Situation climatique inquiétante

Parmi les autres questions fortes revenues lors du congrès, la situation climatique a suscité beaucoup de réactions, en particulier le gel climatique survenu en février et en mars dans « les régions Lorraine, un bout de la Champagne-Ardenne, une partie de la Bourgogne et une partie du Centre », a précisé Xavier Beulin. Un phénomène qui laisse déjà des traces : « Plusieurs centaines de milliers d’hectares ont dû être ressemés et d’autres vont changer de destination ». « Comment va s’appliquer la Pac sur ces surfaces ?, a interrogé le président de la FNSEA, quelles mesures environnementales? Rotationnelles ? Quels contrôles ? ». Pour les agriculteurs touchés, il s’agit en effet de faire reconnaître dans un premier temps leur situation. Mais un cas pose problème, « c’est celui des parcelles qui ne sont pas détruites à 100% » – « ce sont des grands ronds où il n’y a plus rien, mais qui ne justifient pas d’être retournés ». Comment vont-ils être interprétés par les contrôles le plus souvent satellitaires aujourd’hui ?, a interrogé Xavier Beulin. Autre questionnement sur ce même sujet autour des mesures agro-environementales (MAE) : « Des cas de force majeure sont prévus dans le règlement – ce que nous allons bien évidemment faire valoir. Mais il faut que derrière, cela permette à l’agriculteur de ressemer autre chose. Des points d’aménagements seront nécessaires ». Le président a annoncé qu’il se rendrait dans les jours qui viennent dans ces régions pour établir un point plus précis de la situation. Le congrès fut aussi l’occasion pour lui d’évoquer le déficit pluviométrique « évident dans la plupart des régions de France » qui sévit en particulier sur le grand Ouest, sur une partie du Centre et une partie du sud de la France. La cellule sécheresse a été activée, a-t-il annoncé.

Les perspectives : la réforme de la fiscalité ?
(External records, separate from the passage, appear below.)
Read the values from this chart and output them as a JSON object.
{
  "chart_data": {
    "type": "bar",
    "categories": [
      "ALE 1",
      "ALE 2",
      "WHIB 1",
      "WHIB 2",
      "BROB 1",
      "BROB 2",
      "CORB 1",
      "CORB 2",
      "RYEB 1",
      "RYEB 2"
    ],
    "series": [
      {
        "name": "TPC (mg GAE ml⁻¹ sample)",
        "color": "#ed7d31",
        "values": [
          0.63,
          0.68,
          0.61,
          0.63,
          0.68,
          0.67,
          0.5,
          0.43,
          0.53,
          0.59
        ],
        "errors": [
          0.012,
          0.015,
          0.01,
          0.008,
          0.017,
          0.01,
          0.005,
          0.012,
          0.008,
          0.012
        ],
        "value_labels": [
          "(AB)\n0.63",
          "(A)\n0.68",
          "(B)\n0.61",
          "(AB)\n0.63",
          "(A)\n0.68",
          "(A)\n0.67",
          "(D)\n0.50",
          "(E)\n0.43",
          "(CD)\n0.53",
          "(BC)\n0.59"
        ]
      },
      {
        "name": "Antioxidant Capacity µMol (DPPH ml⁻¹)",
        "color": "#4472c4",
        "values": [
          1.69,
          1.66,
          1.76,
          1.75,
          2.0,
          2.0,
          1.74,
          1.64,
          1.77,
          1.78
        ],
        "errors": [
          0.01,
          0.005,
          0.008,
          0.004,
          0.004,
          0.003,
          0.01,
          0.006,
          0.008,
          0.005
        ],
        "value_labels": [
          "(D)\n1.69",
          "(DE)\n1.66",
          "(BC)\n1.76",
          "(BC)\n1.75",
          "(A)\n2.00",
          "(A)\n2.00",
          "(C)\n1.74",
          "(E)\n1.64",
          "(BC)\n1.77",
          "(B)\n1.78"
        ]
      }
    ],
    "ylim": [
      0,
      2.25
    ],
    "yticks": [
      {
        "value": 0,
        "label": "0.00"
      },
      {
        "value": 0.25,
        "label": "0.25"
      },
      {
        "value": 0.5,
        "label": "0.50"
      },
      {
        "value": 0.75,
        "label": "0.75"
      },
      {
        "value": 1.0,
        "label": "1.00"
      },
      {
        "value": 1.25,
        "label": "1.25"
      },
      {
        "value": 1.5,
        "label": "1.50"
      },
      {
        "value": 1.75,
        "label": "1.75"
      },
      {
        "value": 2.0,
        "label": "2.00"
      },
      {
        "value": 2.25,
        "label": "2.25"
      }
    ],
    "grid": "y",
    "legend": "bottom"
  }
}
Lors de son dernier congrès à Saint Malo, la FNSEA avait pris l’engagement de trouver des moyens pouvant permettre de sécuriser les systèmes agricoles face à la volatilité des cours et au désengagement des pouvoirs publics sur la gestion des crises. C’est du côté de la fiscalité, abordée au cours d’une table ronde, le 28 mars, que la solution est actuellement pressentie. « Une fiscalité différenciée pour celui qui transmet et celui qui s’installe », concourrait, selon le sénateur socialiste Didier Guillaume, à notamment améliorer la succession. « L’agriculture française est l’une des plus performantes en Europe, mais pas la plus compétitive, ça renvoie le débat à la fiscalité appliquée en France », a de son côté pointé l’eurodéputé UMP Michel Dantin, avant de rappeler le bémol à une éventuelle réforme : la fiscalité est plus élevée en France, aussi parce qu’on attend beaucoup du pouvoir.